SG are highly dynamic structures (Jain et al.2016), which constantly exchange their components to regulate gene expression and are thought to be antiviral. SG composition appears to vary according to the inducing stimulus (Table 3). It’s clear that SG assembly/disassembly is a tightly regulated process which accompanies rearrangements of RNA and proteins (Wheeler et al.2016). Although significant advances have been made to understand how viruses regulate SG formation, our current knowledge is not suffucient to fully elucidate the machanism how SG are regulated in living cells. Further works are needed to address the following questions: First, is there any pathway to be a target for antiviral drug development? Second, do SG function as platforms that potentiate virus recognition? Third, is any unexplored pathway leading to SG formation which could be visualized by fluorescence in situ hybridization techniques—including single molecule RNA tracking methods in combination with super-resolution microscopy? Using viruses as a research tool will definitely teach us how the host fights virus infections and how the viruses get away from its host resistance.

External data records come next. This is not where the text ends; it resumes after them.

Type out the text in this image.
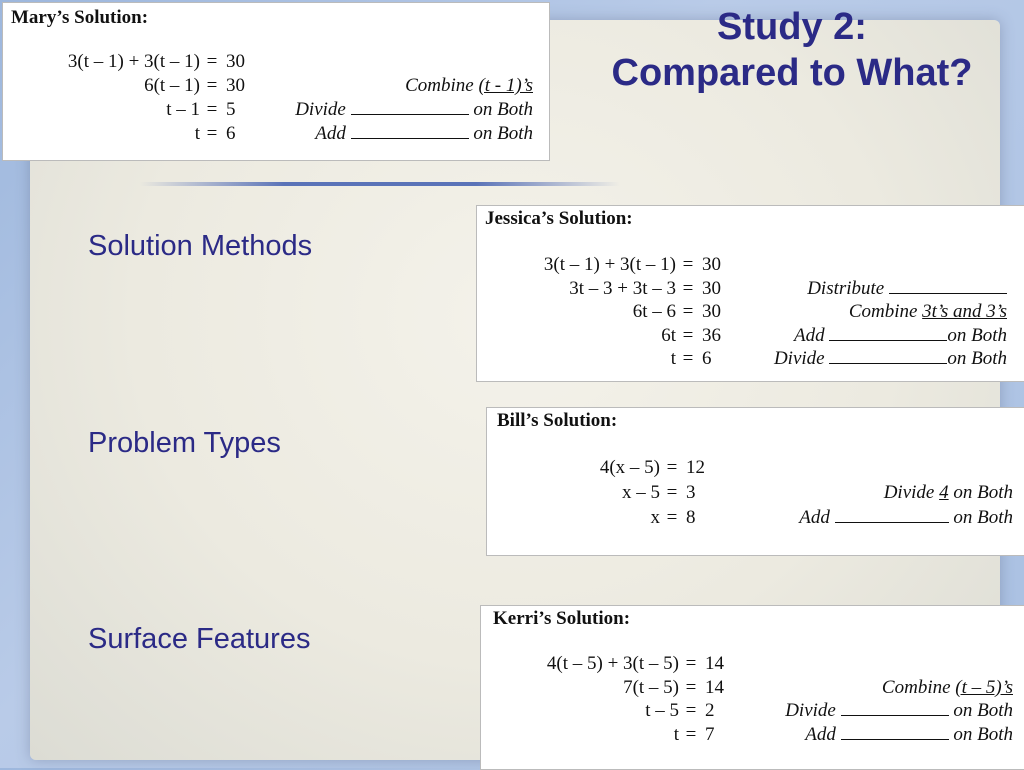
Study 2:
Compared to What?
Solution Methods
Problem Types
Surface Features
Mary’s Solution:
3(t – 1) + 3(t – 1) = 30
6(t – 1) = 30	Combine (t - 1)’s
t – 1 = 5	Divide	on Both
t = 6	Add	on Both
Jessica’s Solution:
3(t – 1) + 3(t – 1) = 30
3t – 3 + 3t – 3 = 30	Distribute
6t – 6 = 30	Combine 3t’s and 3’s
6t = 36	Add	on Both
t = 6	Divide	on Both
Bill’s Solution:
4(x – 5) = 12
x – 5 = 3	Divide 4 on Both
x = 8	Add	on Both
Kerri’s Solution:
4(t – 5) + 3(t – 5) = 14
7(t – 5) = 14	Combine (t – 5)’s
t – 5 = 2	Divide	on Both
t = 7	Add	on Both
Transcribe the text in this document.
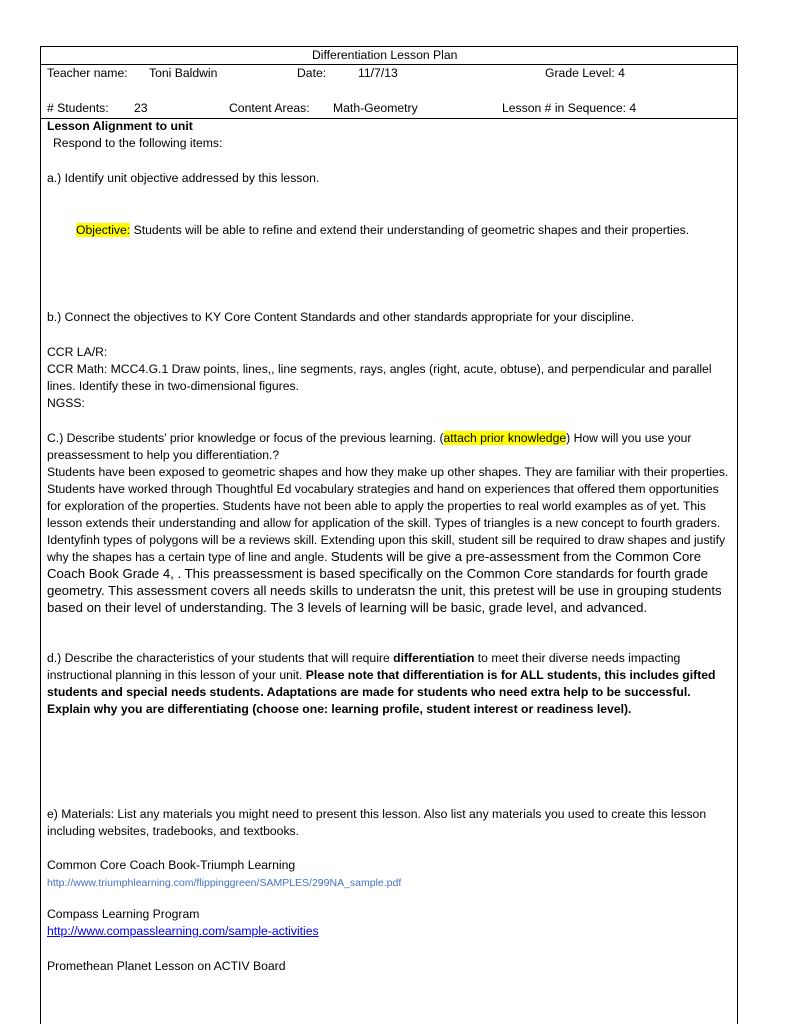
Differentiation Lesson Plan
Teacher name: Toni Baldwin	Date:	11/7/13	Grade Level: 4
# Students: 23	Content Areas: Math-Geometry	Lesson # in Sequence: 4
Lesson Alignment to unit
Respond to the following items:
a.) Identify unit objective addressed by this lesson.
Objective: Students will be able to refine and extend their understanding of geometric shapes and their properties.
b.) Connect the objectives to KY Core Content Standards and other standards appropriate for your discipline.
CCR LA/R:
CCR Math: MCC4.G.1 Draw points, lines,, line segments, rays, angles (right, acute, obtuse), and perpendicular and parallel lines. Identify these in two-dimensional figures.
NGSS:
C.) Describe students’ prior knowledge or focus of the previous learning. (attach prior knowledge) How will you use your preassessment to help you differentiation.?
Students have been exposed to geometric shapes and how they make up other shapes. They are familiar with their properties. Students have worked through Thoughtful Ed vocabulary strategies and hand on experiences that offered them opportunities for exploration of the properties. Students have not been able to apply the properties to real world examples as of yet. This lesson extends their understanding and allow for application of the skill. Types of triangles is a new concept to fourth graders. Identyfinh types of polygons will be a reviews skill. Extending upon this skill, student sill be required to draw shapes and justify why the shapes has a certain type of line and angle. Students will be give a pre-assessment from the Common Core Coach Book Grade 4, . This preassessment is based specifically on the Common Core standards for fourth grade geometry. This assessment covers all needs skills to underatsn the unit, this pretest will be use in grouping students based on their level of understanding. The 3 levels of learning will be basic, grade level, and advanced.
d.) Describe the characteristics of your students that will require differentiation to meet their diverse needs impacting instructional planning in this lesson of your unit. Please note that differentiation is for ALL students, this includes gifted students and special needs students. Adaptations are made for students who need extra help to be successful. Explain why you are differentiating (choose one: learning profile, student interest or readiness level).
e) Materials: List any materials you might need to present this lesson. Also list any materials you used to create this lesson including websites, tradebooks, and textbooks.
Common Core Coach Book-Triumph Learning
http://www.triumphlearning.com/flippinggreen/SAMPLES/299NA_sample.pdf
Compass Learning Program
http://www.compasslearning.com/sample-activities
Promethean Planet Lesson on ACTIV Board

Table 3 Viruses and SG components.

PB affect viral infections in multiple ways. Thus, it is difficult to generalize a common viral strategy in a particular virus group to interact with the components of PB. The noticed evidence is that viruses in the same family may show extremely distant behavior when they come to interact with PB (Table 2). More studies on virus interactions with PB will be required to characterize the PB to be proviral or antiviral in a context-dependent manner. Other key questions in the field for future studies are: (1) to understand the mechanisms that regulate PB formation in cells. Viral manipulation of PB may provide a better platform to understand this regulation; (2) to determine which viral RNA species preferentially travel through these RNA granules and which ones do not? (3) to identify the RNA elements dictating viral RNA to escape from SG and PB. Thus, discovery of virus regulations of PB assembly represents a new paradigm of virus-host interactions.